Gao Seratus Miliar menarik napas, memberanikan diri duduk di seluncuran batu tanpa pelindung, ini bukan soal fobia ketinggian, tapi benar-benar berbahaya.
“Kenapa kamu tidak membuat pagar pelindung?” Demi keselamatan, Gao Seratus Miliar akhirnya memutuskan merangkak di atas jalur batu, kaki di samping, lalu meluncur turun.
“Maaf, kekuatanku belum cukup untuk membuat hal lebih rumit,” jawab Yang Yue dengan sedikit rasa bersalah.
“Hah, nanti traktir aku makan saja,” kata Gao Seratus Miliar, lalu menutup mata dan melepaskan pegangan, tubuhnya meluncur kencang di atas batu, rasanya seperti naik roller coaster.
Aduh!
Gao Seratus Miliar tiba-tiba merasa dirinya terbang, lalu jatuh keras ke lantai batu yang dingin dan keras, sampai ia sedikit linglung dan berteriak kesakitan.
“Ma... maaf, aku memang tidak bisa membuat jalur batu sampai ke lantai…” Yang Yue tak tega melihatnya, ia yakin Gao Seratus Miliar bukan seorang yang sudah bangkit, bahkan fisiknya biasa saja, jatuh dari satu meter pasti sakit.
Long Ye melihat ke dalam, di kegelapan Gao Seratus Miliar sedang meringis sambil bangkit dari lantai, ia segera menembak mumi dan masuk ke aula.
Yang Yue cepat naik ke atas pintu aula, lalu menepuk batu besar di atas pintu dengan keras, seketika dari bawah atap muncul batu besar yang lebih lebar dari pintu, seperti gerbang raksasa yang jatuh dan menutup pintu dengan suara keras.
Long Ye masuk dan mengeluarkan tongkat cahaya, aula gelap akhirnya sedikit terang.
Gao Seratus Miliar meringis, mengatur napas sampai rasa sakitnya berkurang, lalu memeriksa botol airnya masih utuh dan merasa lega.
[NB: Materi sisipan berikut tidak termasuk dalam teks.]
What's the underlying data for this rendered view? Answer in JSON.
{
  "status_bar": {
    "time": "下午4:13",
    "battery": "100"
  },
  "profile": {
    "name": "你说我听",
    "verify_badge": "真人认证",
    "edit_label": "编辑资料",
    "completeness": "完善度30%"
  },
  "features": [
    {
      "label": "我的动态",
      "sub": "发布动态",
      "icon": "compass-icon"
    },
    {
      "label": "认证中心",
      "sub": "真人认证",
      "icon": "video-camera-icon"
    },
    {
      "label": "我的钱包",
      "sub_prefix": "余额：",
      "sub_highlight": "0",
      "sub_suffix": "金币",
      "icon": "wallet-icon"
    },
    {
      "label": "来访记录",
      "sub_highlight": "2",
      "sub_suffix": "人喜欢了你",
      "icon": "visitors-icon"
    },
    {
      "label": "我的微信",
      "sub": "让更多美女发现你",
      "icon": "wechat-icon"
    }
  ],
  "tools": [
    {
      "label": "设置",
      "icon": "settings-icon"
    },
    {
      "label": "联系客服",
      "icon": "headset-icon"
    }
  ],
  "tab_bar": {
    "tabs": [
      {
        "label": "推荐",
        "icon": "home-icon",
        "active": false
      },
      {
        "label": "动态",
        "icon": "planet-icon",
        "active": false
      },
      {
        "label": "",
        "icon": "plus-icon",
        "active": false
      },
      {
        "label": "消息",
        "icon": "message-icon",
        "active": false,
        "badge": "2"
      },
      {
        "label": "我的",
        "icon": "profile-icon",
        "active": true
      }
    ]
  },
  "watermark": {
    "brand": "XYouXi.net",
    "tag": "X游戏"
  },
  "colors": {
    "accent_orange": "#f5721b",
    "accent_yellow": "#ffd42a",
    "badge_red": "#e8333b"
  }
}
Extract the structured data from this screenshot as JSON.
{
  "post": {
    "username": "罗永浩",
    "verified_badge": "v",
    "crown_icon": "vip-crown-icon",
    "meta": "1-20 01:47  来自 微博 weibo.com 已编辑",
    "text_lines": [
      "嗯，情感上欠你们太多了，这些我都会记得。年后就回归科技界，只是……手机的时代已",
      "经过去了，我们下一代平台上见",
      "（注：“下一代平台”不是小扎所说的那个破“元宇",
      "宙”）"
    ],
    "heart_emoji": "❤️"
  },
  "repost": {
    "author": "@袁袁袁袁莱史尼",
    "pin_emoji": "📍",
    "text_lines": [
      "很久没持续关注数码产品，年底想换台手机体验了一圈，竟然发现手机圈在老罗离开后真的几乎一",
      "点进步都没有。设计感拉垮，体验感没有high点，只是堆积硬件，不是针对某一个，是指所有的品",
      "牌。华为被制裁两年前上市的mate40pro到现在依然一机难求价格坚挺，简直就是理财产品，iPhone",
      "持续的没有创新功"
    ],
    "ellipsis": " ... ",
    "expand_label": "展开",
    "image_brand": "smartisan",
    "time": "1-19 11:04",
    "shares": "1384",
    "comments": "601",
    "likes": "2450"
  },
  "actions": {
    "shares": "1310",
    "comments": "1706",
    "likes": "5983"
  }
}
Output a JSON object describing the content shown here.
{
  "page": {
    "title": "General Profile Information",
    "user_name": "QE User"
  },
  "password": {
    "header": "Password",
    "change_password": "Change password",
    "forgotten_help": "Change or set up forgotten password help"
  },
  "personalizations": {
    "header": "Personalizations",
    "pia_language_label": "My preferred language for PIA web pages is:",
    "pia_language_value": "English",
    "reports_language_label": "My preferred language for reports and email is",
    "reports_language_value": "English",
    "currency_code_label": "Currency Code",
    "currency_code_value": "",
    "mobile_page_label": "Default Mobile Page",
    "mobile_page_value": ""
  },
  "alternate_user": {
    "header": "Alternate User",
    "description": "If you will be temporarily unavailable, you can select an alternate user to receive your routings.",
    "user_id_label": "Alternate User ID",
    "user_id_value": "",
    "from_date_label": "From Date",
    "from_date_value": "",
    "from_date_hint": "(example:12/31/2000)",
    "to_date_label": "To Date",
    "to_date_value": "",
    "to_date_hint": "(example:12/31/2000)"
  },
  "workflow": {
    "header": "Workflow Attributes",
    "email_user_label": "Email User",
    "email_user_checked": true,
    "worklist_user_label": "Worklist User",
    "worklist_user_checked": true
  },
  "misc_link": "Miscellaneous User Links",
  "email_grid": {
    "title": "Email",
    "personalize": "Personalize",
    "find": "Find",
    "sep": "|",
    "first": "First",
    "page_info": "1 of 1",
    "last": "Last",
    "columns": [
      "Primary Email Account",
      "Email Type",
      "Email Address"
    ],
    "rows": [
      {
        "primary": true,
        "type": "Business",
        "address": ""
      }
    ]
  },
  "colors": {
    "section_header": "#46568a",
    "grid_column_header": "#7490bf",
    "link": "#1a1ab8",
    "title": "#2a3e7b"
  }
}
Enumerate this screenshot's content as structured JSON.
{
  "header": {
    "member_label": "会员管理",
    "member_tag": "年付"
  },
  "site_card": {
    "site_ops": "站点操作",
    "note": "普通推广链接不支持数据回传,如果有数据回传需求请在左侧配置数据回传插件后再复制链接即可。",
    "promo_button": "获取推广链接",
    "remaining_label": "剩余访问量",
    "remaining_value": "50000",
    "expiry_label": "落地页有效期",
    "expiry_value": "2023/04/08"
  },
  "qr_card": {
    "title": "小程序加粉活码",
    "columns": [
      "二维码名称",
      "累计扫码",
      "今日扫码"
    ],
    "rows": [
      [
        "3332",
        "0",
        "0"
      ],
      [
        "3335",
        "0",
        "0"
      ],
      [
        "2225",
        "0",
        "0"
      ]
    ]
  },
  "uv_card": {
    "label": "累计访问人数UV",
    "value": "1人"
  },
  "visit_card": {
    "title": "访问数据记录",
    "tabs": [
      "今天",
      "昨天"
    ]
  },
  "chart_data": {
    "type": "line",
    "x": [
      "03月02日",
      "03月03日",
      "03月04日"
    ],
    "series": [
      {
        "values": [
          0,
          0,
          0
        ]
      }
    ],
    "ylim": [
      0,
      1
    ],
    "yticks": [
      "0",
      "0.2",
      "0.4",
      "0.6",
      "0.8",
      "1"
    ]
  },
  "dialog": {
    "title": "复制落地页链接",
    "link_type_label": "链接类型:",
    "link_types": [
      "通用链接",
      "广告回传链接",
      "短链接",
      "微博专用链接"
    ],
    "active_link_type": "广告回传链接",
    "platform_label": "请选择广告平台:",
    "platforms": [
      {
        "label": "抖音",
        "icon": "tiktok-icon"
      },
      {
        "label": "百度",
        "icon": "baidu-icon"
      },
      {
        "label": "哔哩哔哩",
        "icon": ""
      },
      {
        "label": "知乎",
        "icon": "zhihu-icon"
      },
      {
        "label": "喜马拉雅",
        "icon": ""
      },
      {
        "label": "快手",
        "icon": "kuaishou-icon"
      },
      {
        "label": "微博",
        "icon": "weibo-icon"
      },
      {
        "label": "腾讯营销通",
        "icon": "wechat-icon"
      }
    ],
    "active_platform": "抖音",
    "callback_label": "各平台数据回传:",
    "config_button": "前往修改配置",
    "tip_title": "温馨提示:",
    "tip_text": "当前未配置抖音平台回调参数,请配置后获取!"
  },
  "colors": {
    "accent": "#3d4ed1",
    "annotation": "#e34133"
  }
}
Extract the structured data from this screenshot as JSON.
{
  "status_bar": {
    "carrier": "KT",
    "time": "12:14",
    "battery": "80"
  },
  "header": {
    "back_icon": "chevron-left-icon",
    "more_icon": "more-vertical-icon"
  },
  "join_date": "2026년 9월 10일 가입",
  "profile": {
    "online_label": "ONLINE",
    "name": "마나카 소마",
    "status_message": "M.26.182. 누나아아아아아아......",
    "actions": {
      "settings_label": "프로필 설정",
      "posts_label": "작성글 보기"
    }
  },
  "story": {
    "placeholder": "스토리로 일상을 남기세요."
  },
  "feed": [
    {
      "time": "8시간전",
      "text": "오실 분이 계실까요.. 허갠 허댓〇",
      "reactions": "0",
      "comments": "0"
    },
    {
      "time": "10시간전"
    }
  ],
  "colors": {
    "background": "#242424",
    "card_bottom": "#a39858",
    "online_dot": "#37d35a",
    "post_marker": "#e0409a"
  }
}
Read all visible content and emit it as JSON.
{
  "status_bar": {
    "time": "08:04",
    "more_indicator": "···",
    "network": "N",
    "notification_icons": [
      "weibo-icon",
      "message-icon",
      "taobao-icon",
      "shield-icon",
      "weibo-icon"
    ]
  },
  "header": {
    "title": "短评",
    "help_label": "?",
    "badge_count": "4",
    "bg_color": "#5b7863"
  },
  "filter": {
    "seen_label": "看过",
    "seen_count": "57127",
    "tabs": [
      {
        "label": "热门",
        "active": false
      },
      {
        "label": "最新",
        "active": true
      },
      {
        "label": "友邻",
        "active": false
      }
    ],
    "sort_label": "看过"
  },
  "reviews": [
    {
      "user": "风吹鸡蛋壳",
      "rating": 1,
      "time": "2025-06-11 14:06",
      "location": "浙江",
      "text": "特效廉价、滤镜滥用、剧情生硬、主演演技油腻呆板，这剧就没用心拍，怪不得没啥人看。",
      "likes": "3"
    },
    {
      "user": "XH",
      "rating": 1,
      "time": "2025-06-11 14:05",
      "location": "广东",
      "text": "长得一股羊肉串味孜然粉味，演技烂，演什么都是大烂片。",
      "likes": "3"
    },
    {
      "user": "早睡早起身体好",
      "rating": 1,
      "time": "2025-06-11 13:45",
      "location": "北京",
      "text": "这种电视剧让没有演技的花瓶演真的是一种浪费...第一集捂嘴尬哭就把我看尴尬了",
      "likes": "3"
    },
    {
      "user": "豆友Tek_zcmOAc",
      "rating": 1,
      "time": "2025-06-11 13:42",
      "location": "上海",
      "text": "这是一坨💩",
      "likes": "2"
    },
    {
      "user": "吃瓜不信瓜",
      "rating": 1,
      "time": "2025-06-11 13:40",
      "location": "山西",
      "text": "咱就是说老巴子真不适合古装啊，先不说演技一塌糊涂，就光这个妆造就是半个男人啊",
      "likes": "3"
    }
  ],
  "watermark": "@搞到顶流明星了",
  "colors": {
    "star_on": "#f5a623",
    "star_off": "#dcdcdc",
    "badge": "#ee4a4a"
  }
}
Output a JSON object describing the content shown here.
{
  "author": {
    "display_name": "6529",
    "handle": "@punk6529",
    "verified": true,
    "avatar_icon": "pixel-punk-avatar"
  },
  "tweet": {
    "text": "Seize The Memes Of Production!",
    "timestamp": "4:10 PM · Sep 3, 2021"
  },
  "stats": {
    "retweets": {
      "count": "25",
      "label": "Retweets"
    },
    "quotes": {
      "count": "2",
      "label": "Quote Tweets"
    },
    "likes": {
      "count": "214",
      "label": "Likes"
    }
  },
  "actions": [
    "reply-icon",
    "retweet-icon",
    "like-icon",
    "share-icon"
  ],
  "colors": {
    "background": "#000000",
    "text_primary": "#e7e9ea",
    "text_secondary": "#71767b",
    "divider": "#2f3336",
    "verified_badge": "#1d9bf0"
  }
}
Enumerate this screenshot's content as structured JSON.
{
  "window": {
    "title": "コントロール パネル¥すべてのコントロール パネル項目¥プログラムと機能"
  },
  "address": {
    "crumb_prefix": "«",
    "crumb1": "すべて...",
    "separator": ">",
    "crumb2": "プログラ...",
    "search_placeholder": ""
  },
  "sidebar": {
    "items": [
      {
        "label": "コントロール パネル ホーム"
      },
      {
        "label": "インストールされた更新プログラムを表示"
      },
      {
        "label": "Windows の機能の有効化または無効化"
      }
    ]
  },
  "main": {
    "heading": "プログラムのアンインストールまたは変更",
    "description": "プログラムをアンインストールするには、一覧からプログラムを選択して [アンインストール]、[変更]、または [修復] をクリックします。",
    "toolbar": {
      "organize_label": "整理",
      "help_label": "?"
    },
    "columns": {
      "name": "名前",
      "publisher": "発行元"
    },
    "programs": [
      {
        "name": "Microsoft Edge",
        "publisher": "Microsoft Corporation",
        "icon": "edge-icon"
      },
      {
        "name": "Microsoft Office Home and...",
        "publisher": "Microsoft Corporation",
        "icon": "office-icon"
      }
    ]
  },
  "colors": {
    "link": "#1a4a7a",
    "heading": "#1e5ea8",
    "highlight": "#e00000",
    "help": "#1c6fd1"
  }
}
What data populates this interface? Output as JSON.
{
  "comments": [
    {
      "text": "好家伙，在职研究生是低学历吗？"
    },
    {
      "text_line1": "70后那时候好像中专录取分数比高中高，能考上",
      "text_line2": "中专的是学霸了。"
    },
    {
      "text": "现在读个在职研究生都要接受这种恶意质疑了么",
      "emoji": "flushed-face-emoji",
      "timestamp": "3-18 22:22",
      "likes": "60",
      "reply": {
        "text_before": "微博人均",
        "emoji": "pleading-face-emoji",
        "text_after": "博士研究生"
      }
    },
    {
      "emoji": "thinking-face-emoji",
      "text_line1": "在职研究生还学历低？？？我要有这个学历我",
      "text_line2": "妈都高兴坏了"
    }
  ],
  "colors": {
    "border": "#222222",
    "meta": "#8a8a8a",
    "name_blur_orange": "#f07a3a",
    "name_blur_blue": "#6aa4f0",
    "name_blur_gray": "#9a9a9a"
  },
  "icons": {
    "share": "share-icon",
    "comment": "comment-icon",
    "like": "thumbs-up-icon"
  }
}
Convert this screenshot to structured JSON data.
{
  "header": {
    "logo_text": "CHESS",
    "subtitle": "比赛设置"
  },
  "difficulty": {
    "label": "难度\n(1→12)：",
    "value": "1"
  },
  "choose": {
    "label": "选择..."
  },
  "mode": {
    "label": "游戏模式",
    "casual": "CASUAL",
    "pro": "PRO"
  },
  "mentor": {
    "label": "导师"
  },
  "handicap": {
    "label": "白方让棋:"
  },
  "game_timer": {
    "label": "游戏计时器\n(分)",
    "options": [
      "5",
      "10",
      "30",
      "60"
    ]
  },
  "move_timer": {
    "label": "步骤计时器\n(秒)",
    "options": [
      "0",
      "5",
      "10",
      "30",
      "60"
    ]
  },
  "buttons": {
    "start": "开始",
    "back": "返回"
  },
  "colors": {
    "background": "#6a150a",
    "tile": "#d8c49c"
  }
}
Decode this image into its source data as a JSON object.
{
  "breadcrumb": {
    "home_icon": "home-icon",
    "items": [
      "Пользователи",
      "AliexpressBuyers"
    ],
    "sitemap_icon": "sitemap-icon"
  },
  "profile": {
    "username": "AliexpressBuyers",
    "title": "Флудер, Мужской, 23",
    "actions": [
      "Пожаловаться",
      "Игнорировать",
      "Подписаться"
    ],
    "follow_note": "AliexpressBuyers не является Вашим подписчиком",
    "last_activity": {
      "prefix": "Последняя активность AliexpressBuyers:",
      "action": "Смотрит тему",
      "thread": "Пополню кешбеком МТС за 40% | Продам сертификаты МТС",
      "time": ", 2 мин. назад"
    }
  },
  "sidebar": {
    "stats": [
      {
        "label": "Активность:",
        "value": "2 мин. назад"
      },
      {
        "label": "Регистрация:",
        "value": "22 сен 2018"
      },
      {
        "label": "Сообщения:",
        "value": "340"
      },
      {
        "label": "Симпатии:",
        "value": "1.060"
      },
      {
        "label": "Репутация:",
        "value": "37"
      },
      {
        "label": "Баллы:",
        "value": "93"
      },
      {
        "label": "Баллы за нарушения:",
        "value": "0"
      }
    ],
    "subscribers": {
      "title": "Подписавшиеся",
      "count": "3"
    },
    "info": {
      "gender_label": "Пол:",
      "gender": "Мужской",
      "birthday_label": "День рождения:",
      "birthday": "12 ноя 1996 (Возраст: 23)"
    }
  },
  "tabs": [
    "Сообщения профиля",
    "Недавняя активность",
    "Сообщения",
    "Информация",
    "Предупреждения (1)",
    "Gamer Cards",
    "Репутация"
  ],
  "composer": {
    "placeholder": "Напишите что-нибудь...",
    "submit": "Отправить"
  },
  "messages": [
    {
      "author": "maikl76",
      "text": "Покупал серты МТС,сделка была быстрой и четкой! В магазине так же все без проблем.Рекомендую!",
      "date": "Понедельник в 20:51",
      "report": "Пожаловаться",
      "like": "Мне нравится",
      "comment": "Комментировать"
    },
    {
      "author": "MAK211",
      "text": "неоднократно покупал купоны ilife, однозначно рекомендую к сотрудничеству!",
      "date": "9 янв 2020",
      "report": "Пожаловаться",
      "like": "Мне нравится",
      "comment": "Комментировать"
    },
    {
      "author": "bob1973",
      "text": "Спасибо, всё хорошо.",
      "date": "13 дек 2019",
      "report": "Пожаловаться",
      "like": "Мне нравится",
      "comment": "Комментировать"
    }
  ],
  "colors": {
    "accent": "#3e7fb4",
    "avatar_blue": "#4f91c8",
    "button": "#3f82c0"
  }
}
Ia melihat Long Ye memegang tongkat cahaya, lalu bertanya heran, “Kamu masih punya benda begitu?”
Long Ye mendekati patung raksasa setinggi tiga meter dan mengamati, “Sebagai petualang, ini perlengkapan dasar.”
Gao Seratus Miliar memandang patung batu yang tinggi dan licin, “Jadi memanjat itu juga keahlian wajibmu, tugas mengisi air aku serahkan padamu.”
“Lalu kamu turun ke sini untuk apa?” tanya Long Ye pada Gao Seratus Miliar.
Gao Seratus Miliar berpikir sejenak, “Karena aku orang yang disebut dalam ramalan.”
“Jadi, tugas mengisi air tetap milikmu,” kata Long Ye.
Gao Seratus Miliar merengut, “Masalahnya aku tidak bisa naik, kamu bisa melakukan trik seperti Yang Yue, membuat tangga batu?”
“Tidak bisa, aku bukan pengguna sihir,” jawab Long Ye.
“Kenapa jawabannya begitu tegas, kamu harus cari solusi untukku!” kata Gao Seratus Miliar.
“Mengisi air memang tugasmu, aku tidak bisa menggantikanmu,” balas Long Ye.
Gao Seratus Miliar cemberut, “Lantas kamu turun ke sini buat apa?”
“Aku… aku membantumu menyelesaikan tugas,” Long Ye akhirnya sadar ia harus mencari cara agar Gao Seratus Miliar bisa naik.
“Kamu akhirnya tahu peranmu,” Gao Seratus Miliar menghela napas.
Long Ye pasrah, lalu menundukkan badan dan menopang patung dengan kedua tangannya, “Sudah, pijak saja punggungku. Kalau masih tidak bisa, berarti kamu memang terlalu pendek.”
“Aduh,” Gao Seratus Miliar perlahan naik ke punggung Long Ye, “Ini cara memperlakukan anak pilihan?”
Long Ye menguap, “Aku cuma kerja sesuai bayaran.”
“Berapa Yang Yue bayar kamu?” Gao Seratus Miliar bertanya penasaran sambil berdiri di atas bahu Long Ye dan memegang patung.
“Tiga ratus per hari,” jawab Long Ye, lalu dengan sedikit marah, “Jangan injak kepalaku!”